St. Paul said to the elders of the church of Ephesus: “And now, bound in the Spirit,” that is, gently constrained and inwardly pressed, “I am going to Jerusalem . . . not knowing what shall befall me there” (Acts 20:22). But Jesus went to Jerusalem knowing full well what he had to suffer there and telling his Apostles: “Behold, we are going up to Jerusalem; and the Son of man will be delivered to the chief priests and scribes, and they will . . . deliver him to the Gentiles” (Matt. 20:18-19). St. Paul, however, confessed his ignorance; all he knew was “that the Holy Spirit testifies to me in every city that imprisonment and afflictions await me” (Acts 20:23). Instead of revealing things in part, as he did to St. Paul, Jesus explained everything in full to his Apostles, as the Gospel confirms.
Although Jesus spoke plainly, the disciples “understood none of these things,” for “this saying was hidden from them, and they did not grasp what was said” (Luke 18:34). By the care that he takes to show us the Apostles’ ignorance, St. Luke wishes us to appreciate how difficult it was for them to understand the mystery of the Cross.
St. Luke elsewhere notes the Apostles’ incomprehension: “They did not understand this saying, and it was concealed from them, that they should not perceive it; and they were afraid to ask him about this saying” (Luke 9:45). They did not understand because they did not want to understand. They saw clearly that they must follow their Master, and they did not want to know about the suffering that lay ahead for him, for fear of hav ing a similar fate. This is why Jesus said to them: “Let these words sink into your ears; for the Son of man is to be delivered into the hands of men” (Luke 9:44). He took care to inculcate this truth during the time when everyone was admiring the miracles he worked. Flattered by his glory, their hearts were closed to what he taught them about the opprobrium he would have to suffer; they did not want to hear about it. Yet it was precisely this message that Jesus wanted them to understand. For in his suffering and in our obligation to follow him and to carry our cross after him is our salvation. “Let these words sink into your ears.”
Consider how prone we are to self-deception, how we play deaf when we are told something that would injure our passions or sensibilities, and how, no matter how plainly we are spoken to, we stop our ears, pretending not to hear and fearing to understand what is said. “Leave this thing behind,” “deny yourself this pleasure,” “renounce your will”: these things we do not hear. We do not want to hear them or know about them or ask for clarification about them. It is for this reason that St. Mark recounts the same episode in these terms: “They were on the road going up to Jerusalem, and Jesus was walking ahead of them; and they were amazed, and those who followed were afraid. And taking the Twelve again, he began to tell them what was to happen to him, saying, ‘Behold, we are going up to Jerusalem’ ” (Mark 10:32-33).
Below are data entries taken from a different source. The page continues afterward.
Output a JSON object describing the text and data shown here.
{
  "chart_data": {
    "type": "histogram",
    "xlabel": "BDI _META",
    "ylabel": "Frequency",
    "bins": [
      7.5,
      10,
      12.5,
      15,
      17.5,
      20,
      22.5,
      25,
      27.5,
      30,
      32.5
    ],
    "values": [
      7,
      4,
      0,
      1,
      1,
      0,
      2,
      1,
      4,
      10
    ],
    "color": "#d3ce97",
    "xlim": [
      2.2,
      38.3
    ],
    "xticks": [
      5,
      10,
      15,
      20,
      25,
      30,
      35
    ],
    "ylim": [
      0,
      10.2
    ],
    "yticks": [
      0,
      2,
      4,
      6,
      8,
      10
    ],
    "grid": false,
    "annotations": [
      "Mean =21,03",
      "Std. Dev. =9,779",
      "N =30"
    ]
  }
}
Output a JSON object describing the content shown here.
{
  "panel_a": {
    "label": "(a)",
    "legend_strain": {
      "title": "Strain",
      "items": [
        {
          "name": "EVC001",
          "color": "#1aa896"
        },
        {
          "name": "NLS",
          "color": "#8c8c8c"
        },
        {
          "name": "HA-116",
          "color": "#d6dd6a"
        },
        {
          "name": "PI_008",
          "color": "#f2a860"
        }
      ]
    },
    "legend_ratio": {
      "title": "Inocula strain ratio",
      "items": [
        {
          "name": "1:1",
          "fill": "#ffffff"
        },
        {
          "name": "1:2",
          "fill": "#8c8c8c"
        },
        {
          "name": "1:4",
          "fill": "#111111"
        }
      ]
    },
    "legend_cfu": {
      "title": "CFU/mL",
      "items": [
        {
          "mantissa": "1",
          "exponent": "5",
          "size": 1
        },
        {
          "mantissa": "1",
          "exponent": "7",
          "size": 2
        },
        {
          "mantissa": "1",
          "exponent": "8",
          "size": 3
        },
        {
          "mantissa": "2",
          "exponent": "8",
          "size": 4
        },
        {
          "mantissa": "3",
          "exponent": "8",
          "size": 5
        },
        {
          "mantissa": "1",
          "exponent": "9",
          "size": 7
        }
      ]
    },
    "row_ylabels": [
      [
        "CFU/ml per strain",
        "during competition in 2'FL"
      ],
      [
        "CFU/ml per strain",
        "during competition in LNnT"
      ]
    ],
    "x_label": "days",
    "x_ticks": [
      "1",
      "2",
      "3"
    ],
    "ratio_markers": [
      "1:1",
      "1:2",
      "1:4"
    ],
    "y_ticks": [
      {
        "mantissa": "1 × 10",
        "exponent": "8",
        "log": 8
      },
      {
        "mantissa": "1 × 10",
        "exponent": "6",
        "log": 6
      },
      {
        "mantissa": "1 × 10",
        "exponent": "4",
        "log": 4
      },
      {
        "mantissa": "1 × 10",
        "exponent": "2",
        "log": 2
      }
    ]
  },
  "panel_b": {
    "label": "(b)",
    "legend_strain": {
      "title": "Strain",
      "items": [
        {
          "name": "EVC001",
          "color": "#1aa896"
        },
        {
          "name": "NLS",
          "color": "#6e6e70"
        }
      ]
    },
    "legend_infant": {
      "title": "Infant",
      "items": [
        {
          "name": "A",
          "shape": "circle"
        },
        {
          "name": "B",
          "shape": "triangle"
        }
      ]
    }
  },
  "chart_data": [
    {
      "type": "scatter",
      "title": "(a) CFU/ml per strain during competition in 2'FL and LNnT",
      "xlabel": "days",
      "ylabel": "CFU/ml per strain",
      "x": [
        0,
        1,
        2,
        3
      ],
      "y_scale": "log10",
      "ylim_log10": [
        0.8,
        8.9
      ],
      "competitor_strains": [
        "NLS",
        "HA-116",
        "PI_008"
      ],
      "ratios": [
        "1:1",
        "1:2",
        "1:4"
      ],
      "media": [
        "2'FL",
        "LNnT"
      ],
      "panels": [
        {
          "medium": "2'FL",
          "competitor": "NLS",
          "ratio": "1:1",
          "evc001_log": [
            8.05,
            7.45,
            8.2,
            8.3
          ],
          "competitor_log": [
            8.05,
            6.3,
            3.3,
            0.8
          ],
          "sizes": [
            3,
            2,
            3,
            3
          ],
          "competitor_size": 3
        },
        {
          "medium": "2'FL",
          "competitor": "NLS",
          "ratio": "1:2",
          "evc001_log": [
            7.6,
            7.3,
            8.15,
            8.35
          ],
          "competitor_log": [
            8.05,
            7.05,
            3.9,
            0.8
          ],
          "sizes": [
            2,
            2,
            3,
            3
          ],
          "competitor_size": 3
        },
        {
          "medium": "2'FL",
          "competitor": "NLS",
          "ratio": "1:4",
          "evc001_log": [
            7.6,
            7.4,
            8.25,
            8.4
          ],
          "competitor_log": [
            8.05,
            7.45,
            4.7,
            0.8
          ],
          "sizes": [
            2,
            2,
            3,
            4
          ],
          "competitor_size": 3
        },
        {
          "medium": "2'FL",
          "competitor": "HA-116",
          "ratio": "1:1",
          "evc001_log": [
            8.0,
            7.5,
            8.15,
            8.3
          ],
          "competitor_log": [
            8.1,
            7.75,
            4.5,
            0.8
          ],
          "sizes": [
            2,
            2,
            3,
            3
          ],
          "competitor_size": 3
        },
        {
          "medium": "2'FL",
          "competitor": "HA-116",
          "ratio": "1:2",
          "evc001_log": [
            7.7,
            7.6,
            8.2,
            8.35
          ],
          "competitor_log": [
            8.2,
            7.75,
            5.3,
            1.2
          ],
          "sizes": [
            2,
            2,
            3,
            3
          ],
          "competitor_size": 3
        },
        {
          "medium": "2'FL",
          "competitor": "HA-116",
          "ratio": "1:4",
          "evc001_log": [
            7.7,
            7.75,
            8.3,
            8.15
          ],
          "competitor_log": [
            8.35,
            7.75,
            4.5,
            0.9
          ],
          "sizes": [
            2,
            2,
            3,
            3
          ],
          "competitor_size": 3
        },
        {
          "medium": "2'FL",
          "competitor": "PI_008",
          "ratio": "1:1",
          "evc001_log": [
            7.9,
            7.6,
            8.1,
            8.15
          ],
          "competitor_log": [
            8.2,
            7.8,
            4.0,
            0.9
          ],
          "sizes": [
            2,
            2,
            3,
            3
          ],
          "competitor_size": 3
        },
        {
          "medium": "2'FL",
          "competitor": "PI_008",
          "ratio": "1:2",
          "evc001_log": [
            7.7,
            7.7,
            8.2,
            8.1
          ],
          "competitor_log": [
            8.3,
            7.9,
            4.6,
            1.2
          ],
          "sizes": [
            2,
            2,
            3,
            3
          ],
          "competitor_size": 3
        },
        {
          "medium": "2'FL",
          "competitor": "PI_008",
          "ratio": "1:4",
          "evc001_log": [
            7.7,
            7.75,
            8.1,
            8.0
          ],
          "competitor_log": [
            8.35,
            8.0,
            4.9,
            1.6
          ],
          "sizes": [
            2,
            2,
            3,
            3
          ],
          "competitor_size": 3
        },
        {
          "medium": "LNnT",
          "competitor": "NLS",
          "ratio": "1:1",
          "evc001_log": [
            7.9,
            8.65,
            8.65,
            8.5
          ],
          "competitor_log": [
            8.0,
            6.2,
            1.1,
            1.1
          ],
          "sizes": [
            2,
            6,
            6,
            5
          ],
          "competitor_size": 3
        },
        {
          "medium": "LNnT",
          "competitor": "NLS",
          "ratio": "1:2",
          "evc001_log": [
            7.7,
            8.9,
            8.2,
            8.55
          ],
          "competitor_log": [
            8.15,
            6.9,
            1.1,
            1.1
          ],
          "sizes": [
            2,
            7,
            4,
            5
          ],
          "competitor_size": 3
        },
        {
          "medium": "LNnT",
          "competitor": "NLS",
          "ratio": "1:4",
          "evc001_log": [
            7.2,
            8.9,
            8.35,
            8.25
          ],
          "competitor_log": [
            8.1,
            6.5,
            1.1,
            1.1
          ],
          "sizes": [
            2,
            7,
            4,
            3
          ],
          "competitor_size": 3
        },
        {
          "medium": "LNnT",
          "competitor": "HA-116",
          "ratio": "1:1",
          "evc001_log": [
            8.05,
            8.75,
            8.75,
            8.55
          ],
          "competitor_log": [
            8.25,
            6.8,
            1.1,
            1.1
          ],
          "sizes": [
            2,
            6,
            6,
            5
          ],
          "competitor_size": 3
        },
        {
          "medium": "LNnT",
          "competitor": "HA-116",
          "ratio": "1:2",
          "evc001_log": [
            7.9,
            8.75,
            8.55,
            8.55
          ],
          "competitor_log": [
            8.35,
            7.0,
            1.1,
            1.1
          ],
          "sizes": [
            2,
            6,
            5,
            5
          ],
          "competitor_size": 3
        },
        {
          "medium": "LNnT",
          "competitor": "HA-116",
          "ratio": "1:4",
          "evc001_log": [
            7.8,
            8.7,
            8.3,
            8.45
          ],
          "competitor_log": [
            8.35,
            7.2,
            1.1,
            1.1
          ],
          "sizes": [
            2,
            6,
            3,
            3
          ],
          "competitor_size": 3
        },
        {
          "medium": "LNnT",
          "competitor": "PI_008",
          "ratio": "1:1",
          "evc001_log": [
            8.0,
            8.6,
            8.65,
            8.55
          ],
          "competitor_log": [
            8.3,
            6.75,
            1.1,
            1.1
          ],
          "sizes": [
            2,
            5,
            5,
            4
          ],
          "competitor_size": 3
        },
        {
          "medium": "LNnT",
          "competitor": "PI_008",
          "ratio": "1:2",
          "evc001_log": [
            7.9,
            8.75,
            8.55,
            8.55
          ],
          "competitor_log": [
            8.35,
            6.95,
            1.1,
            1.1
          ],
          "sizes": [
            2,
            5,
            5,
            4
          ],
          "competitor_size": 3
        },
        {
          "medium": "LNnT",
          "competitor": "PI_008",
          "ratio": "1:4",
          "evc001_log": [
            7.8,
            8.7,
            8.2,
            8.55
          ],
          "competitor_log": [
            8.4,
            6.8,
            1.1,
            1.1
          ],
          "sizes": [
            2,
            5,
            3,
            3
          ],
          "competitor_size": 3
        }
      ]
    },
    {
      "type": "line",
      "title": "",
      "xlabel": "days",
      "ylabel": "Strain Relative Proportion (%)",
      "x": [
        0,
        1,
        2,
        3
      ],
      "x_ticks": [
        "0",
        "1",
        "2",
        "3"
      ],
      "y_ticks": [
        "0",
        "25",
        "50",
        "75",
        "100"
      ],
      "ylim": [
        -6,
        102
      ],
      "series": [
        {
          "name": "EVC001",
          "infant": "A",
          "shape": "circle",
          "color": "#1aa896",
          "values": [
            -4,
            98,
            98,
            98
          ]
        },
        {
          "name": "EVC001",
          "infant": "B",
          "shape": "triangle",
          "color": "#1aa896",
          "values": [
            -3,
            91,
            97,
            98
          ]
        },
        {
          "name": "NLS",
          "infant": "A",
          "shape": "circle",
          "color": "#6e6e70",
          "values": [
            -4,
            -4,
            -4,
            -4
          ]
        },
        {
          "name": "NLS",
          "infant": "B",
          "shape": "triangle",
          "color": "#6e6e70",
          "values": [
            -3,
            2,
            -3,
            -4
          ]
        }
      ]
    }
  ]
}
And he told them about all that he would suffer there.
The cause of their astonishment was that they knew that the scribes and Pharisees were seeking to put him to death, and that they could not comprehend his decision to place himself in their hands, and they followed him trembling. We fear to follow Jesus to the Cross.
But to encourage us, he walks ahead. St. Luke remarks that “he steadfastly set his face to go to Jerusalem” (Luke 9:51, Douay-Rheims). His human nature felt fear, as he showed us by his agony in the garden. For he willed to carry our weaknesses in order to teach us to overcome them. Let us follow him, and according to his example, let us steadfastly set our faces when we must go toward penance, mortification, and the Cross.
It was on this occasion that his disciples said to him: “Rabbi, the Jews were but now seeking to stone you, and are you going there again?” (John 11:8). They wanted to persuade him against the journey. Thomas alone understood the mystery, saying generously: “Let us also go, that we may die with him” (John 11:16). Noble words, had they been followed by the deed! Yet Thomas fled like the others, and he was the last to believe in the Resurrection. Such is man: the one who speaks the boldest is, often as not, shown to be the weakest when God abandons him to his own powers. Understand, Christian, how hard it is to go up to the Cross with Jesus and how great is our need for his grace.